Split brain syndrome, in a clustering context, is a state in which a cluster of nodes gets divided (or partitioned) into smaller clusters of equal numbers of nodes, each of which believes it is the only active cluster.

Lets assume that the other clusters are dead, each cluster may simultaneously access the same application data or disks, which can lead to data corruption. A split brain situation is created during cluster reformation. When one or more node fails in a cluster, the cluster reforms itself with the available nodes. During this reformation, instead of forming a single cluster, multiple fragments of  the cluster with an equal number of nodes may be formed. Each cluster fragment assumes that it is the only active cluster — and that other clusters are dead — and starts accessing the data or disk. Since more than one cluster is accessing the disk, the data gets corrupted.

 

Here’s how it works in more detail:

  • Let’s say there are 5 nodes A,B,C,D and E which form a cluster, TEST.
  • Now a node (say A) fails.
  • Cluster reformation takes place.
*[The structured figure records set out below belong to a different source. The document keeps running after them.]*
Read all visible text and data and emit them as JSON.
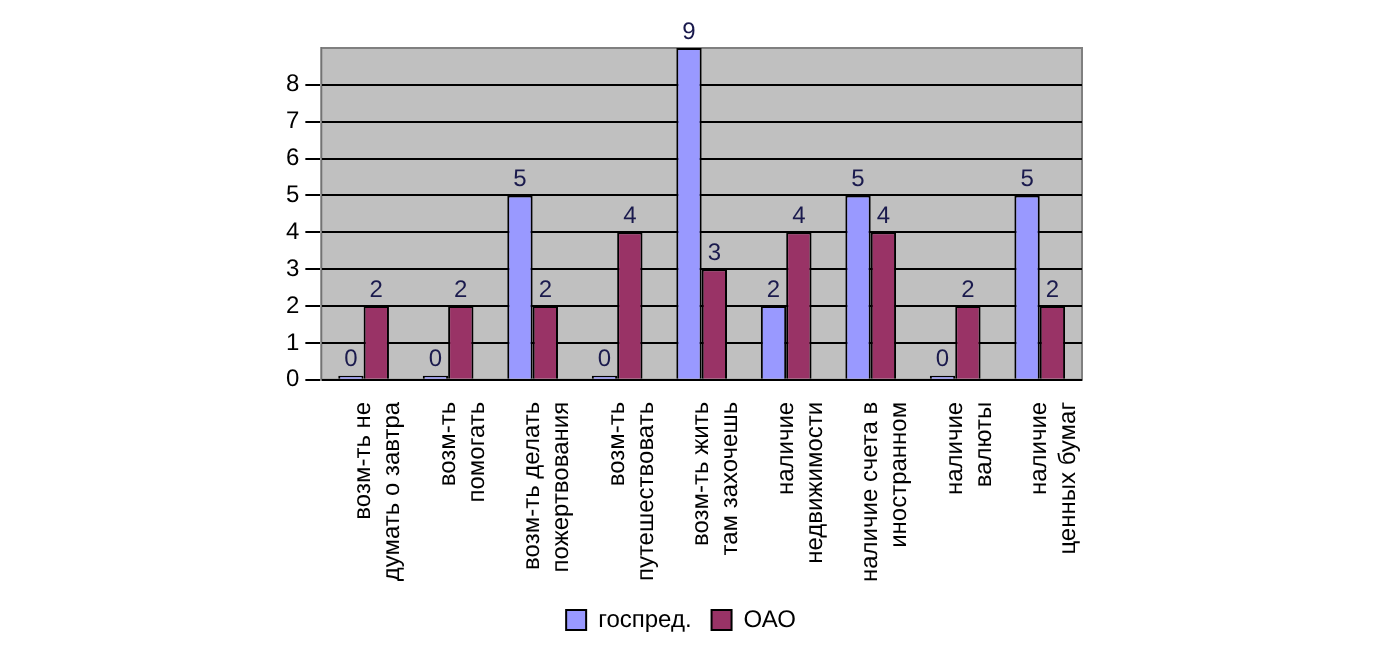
{
  "chart_data": {
    "type": "bar",
    "categories": [
      "возм-ть не\nдумать о завтра",
      "возм-ть\nпомогать",
      "возм-ть делать\nпожертвования",
      "возм-ть\nпутешествовать",
      "возм-ть жить\nтам захочешь",
      "наличие\nнедвижимости",
      "наличие счета в\nиностранном",
      "наличие\nвалюты",
      "наличие\nценных бумаг"
    ],
    "series": [
      {
        "name": "госпред.",
        "color": "#9999ff",
        "values": [
          0,
          0,
          5,
          0,
          9,
          2,
          5,
          0,
          5
        ]
      },
      {
        "name": "ОАО",
        "color": "#993366",
        "values": [
          2,
          2,
          2,
          4,
          3,
          4,
          4,
          2,
          2
        ]
      }
    ],
    "ylim": [
      0,
      9
    ],
    "yticks": [
      0,
      1,
      2,
      3,
      4,
      5,
      6,
      7,
      8
    ],
    "grid": "y",
    "legend": "bottom",
    "data_labels": true
  }
}
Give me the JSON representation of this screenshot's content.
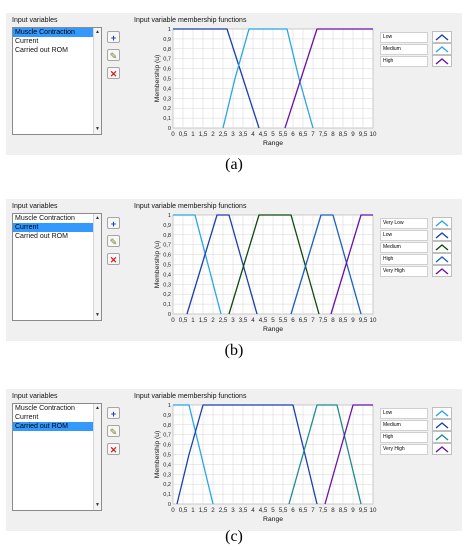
{
  "colors": {
    "very_low": "#25a7e6",
    "low": "#1c3fae",
    "medium": "#25a7e6",
    "medium_b": "#0f4a0f",
    "high": "#1a5fc0",
    "very_high": "#6a12a8",
    "list_selected": "#3399ff",
    "panel_bg": "#f0f0f0"
  },
  "icons": {
    "add": "plus-icon",
    "edit": "pencil-icon",
    "delete": "x-icon"
  },
  "panels": [
    {
      "input_label": "Input variables",
      "plot_title": "Input variable membership functions",
      "ylabel": "Membership (u)",
      "xlabel": "Range",
      "caption": "(a)",
      "list_items": [
        "Muscle Contraction",
        "Current",
        "Carried out ROM"
      ],
      "selected_index": 0,
      "legend": [
        "Low",
        "Medium",
        "High"
      ]
    },
    {
      "input_label": "Input variables",
      "plot_title": "Input variable membership functions",
      "ylabel": "Membership (u)",
      "xlabel": "Range",
      "caption": "(b)",
      "list_items": [
        "Muscle Contraction",
        "Current",
        "Carried out ROM"
      ],
      "selected_index": 1,
      "legend": [
        "Very Low",
        "Low",
        "Medium",
        "High",
        "Very High"
      ]
    },
    {
      "input_label": "Input variables",
      "plot_title": "Input variable membership functions",
      "ylabel": "Membership (u)",
      "xlabel": "Range",
      "caption": "(c)",
      "list_items": [
        "Muscle Contraction",
        "Current",
        "Carried out ROM"
      ],
      "selected_index": 2,
      "legend": [
        "Low",
        "Medium",
        "High",
        "Very High"
      ]
    }
  ],
  "chart_data": [
    {
      "type": "line",
      "xlabel": "Range",
      "ylabel": "Membership (u)",
      "xlim": [
        0,
        10
      ],
      "ylim": [
        0,
        1
      ],
      "x_ticks": [
        "0",
        "0,5",
        "1",
        "1,5",
        "2",
        "2,5",
        "3",
        "3,5",
        "4",
        "4,5",
        "5",
        "5,5",
        "6",
        "6,5",
        "7",
        "7,5",
        "8",
        "8,5",
        "9",
        "9,5",
        "10"
      ],
      "y_ticks": [
        "0",
        "0,1",
        "0,2",
        "0,3",
        "0,4",
        "0,5",
        "0,6",
        "0,7",
        "0,8",
        "0,9",
        "1"
      ],
      "grid": true,
      "series": [
        {
          "name": "Low",
          "color": "#1c3fae",
          "points": [
            [
              0,
              1
            ],
            [
              2.7,
              1
            ],
            [
              3.5,
              0.5
            ],
            [
              4.3,
              0
            ]
          ]
        },
        {
          "name": "Medium",
          "color": "#25a7e6",
          "points": [
            [
              2.5,
              0
            ],
            [
              3.1,
              0.5
            ],
            [
              3.8,
              1
            ],
            [
              5.7,
              1
            ],
            [
              6.3,
              0.5
            ],
            [
              7,
              0
            ]
          ]
        },
        {
          "name": "High",
          "color": "#6a12a8",
          "points": [
            [
              5.6,
              0
            ],
            [
              6.4,
              0.5
            ],
            [
              7.2,
              1
            ],
            [
              10,
              1
            ]
          ]
        }
      ]
    },
    {
      "type": "line",
      "xlabel": "Range",
      "ylabel": "Membership (u)",
      "xlim": [
        0,
        10
      ],
      "ylim": [
        0,
        1
      ],
      "x_ticks": [
        "0",
        "0,5",
        "1",
        "1,5",
        "2",
        "2,5",
        "3",
        "3,5",
        "4",
        "4,5",
        "5",
        "5,5",
        "6",
        "6,5",
        "7",
        "7,5",
        "8",
        "8,5",
        "9",
        "9,5",
        "10"
      ],
      "y_ticks": [
        "0",
        "0,1",
        "0,2",
        "0,3",
        "0,4",
        "0,5",
        "0,6",
        "0,7",
        "0,8",
        "0,9",
        "1"
      ],
      "grid": true,
      "series": [
        {
          "name": "Very Low",
          "color": "#25a7e6",
          "points": [
            [
              0,
              1
            ],
            [
              1.1,
              1
            ],
            [
              1.75,
              0.5
            ],
            [
              2.4,
              0
            ]
          ]
        },
        {
          "name": "Low",
          "color": "#1c3fae",
          "points": [
            [
              0.7,
              0
            ],
            [
              1.45,
              0.5
            ],
            [
              2.2,
              1
            ],
            [
              2.8,
              1
            ],
            [
              3.5,
              0.5
            ],
            [
              4.2,
              0
            ]
          ]
        },
        {
          "name": "Medium",
          "color": "#0f4a0f",
          "points": [
            [
              2.8,
              0
            ],
            [
              3.55,
              0.5
            ],
            [
              4.3,
              1
            ],
            [
              5.9,
              1
            ],
            [
              6.6,
              0.5
            ],
            [
              7.3,
              0
            ]
          ]
        },
        {
          "name": "High",
          "color": "#1a5fc0",
          "points": [
            [
              5.9,
              0
            ],
            [
              6.65,
              0.5
            ],
            [
              7.4,
              1
            ],
            [
              8,
              1
            ],
            [
              8.7,
              0.5
            ],
            [
              9.4,
              0
            ]
          ]
        },
        {
          "name": "Very High",
          "color": "#6a12a8",
          "points": [
            [
              7.9,
              0
            ],
            [
              8.65,
              0.5
            ],
            [
              9.4,
              1
            ],
            [
              10,
              1
            ]
          ]
        }
      ]
    },
    {
      "type": "line",
      "xlabel": "Range",
      "ylabel": "Membership (u)",
      "xlim": [
        0,
        10
      ],
      "ylim": [
        0,
        1
      ],
      "x_ticks": [
        "0",
        "0,5",
        "1",
        "1,5",
        "2",
        "2,5",
        "3",
        "3,5",
        "4",
        "4,5",
        "5",
        "5,5",
        "6",
        "6,5",
        "7",
        "7,5",
        "8",
        "8,5",
        "9",
        "9,5",
        "10"
      ],
      "y_ticks": [
        "0",
        "0,1",
        "0,2",
        "0,3",
        "0,4",
        "0,5",
        "0,6",
        "0,7",
        "0,8",
        "0,9",
        "1"
      ],
      "grid": true,
      "series": [
        {
          "name": "Low",
          "color": "#25a7e6",
          "points": [
            [
              0,
              1
            ],
            [
              0.8,
              1
            ],
            [
              1.4,
              0.5
            ],
            [
              2,
              0
            ]
          ]
        },
        {
          "name": "Medium",
          "color": "#1c3fae",
          "points": [
            [
              0.2,
              0
            ],
            [
              0.8,
              0.5
            ],
            [
              1.5,
              1
            ],
            [
              6,
              1
            ],
            [
              6.6,
              0.5
            ],
            [
              7.2,
              0
            ]
          ]
        },
        {
          "name": "High",
          "color": "#1f8a8a",
          "points": [
            [
              5.8,
              0
            ],
            [
              6.5,
              0.5
            ],
            [
              7.2,
              1
            ],
            [
              8.2,
              1
            ],
            [
              8.8,
              0.5
            ],
            [
              9.4,
              0
            ]
          ]
        },
        {
          "name": "Very High",
          "color": "#6a12a8",
          "points": [
            [
              7.6,
              0
            ],
            [
              8.3,
              0.5
            ],
            [
              9,
              1
            ],
            [
              10,
              1
            ]
          ]
        }
      ]
    }
  ]
}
Actually, the remaining nodes B,C,D and E should form cluster TEST.
  • But split brain situation may occur which leads to formation of two clusters TEST1(containing B and C) and TEST2(containing D and E).
  • Both TEST1 and TEST2 clusters think that they are the only active cluster. Both clusters start accessing the data or disk, leading to data corruption.

HA clusters are all vulnerable to split brain syndrome and should use some mechanism to avoid it. Clustering tools, such as Pacemaker, HP ServiceGuard, CMAN and LinuxHA, generally include such mechanisms.